CGI is not using widely today. But cgi/escape is core feature in Ruby ecosystem. erb, net-http and bundler depend CGI.escape/CGI.unescape. And CGI.escapeHTML, CGI.escapeURIComponent are used at that libraries.

Solution¶

1. We keep only cgi/escape feature in Ruby. The current CGI library is removed and depend cgi-escape gem.
2. We migrate cgi/escape to other class/module. The current CGI library and cgi/escape are removed.

The new class/module location is diffcult. I discussed that with some Ruby core member.

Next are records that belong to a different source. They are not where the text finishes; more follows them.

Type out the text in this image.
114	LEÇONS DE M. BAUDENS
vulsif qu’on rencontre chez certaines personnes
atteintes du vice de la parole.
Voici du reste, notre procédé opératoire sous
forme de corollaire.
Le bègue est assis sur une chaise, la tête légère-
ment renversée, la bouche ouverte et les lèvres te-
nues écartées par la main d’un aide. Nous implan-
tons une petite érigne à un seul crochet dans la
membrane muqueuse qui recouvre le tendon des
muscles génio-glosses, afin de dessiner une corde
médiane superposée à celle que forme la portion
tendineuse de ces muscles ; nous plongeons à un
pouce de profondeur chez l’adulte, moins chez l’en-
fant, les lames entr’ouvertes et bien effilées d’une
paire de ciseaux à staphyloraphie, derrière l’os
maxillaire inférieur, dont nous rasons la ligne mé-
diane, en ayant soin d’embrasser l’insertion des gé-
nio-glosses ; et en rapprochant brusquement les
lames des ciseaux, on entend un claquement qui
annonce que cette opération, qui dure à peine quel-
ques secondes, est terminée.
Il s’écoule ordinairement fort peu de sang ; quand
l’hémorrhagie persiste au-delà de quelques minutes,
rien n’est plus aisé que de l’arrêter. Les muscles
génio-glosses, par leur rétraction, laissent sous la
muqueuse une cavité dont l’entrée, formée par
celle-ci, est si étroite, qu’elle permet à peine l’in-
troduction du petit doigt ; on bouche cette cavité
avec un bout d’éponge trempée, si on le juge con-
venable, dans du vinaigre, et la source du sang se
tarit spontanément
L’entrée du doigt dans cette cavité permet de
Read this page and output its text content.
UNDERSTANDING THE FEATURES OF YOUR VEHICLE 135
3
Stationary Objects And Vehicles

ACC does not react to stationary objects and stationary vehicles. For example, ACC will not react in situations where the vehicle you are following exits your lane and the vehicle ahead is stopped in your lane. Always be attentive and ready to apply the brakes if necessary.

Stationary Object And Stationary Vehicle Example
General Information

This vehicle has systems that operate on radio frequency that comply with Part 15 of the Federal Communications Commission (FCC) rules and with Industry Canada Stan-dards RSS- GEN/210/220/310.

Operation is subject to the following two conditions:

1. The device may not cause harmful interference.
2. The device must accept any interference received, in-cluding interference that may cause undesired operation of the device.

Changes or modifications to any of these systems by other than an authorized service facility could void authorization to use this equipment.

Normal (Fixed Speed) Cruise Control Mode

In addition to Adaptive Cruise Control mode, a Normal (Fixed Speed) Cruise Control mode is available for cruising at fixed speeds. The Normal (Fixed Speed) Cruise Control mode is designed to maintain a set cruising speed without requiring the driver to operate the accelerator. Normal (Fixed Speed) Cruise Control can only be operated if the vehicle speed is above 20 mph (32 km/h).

• URI.escape/unescape: URI.escape is migrated to URI::RFC2396_PARSER.escape at Ruby 3.4. The new URI.escape is confusing name with historical reason.
• URI::Util.escape: It seems okay...?

I think URI or related name are good place for that because other language provide that under the url libraries:

Python:

import urllib.parse
urllib.parse.quote()

Java:

import java.net.URLEncoder;
URLEncoder.encode()

Go:

import "net/url"
url.QueryEscape()

Migration plan¶

If Idea 2 is accepted and decide new location, We provide dummy module and method for cgi/escape. That dummy module call new method and warn about deprecating cgi/escape.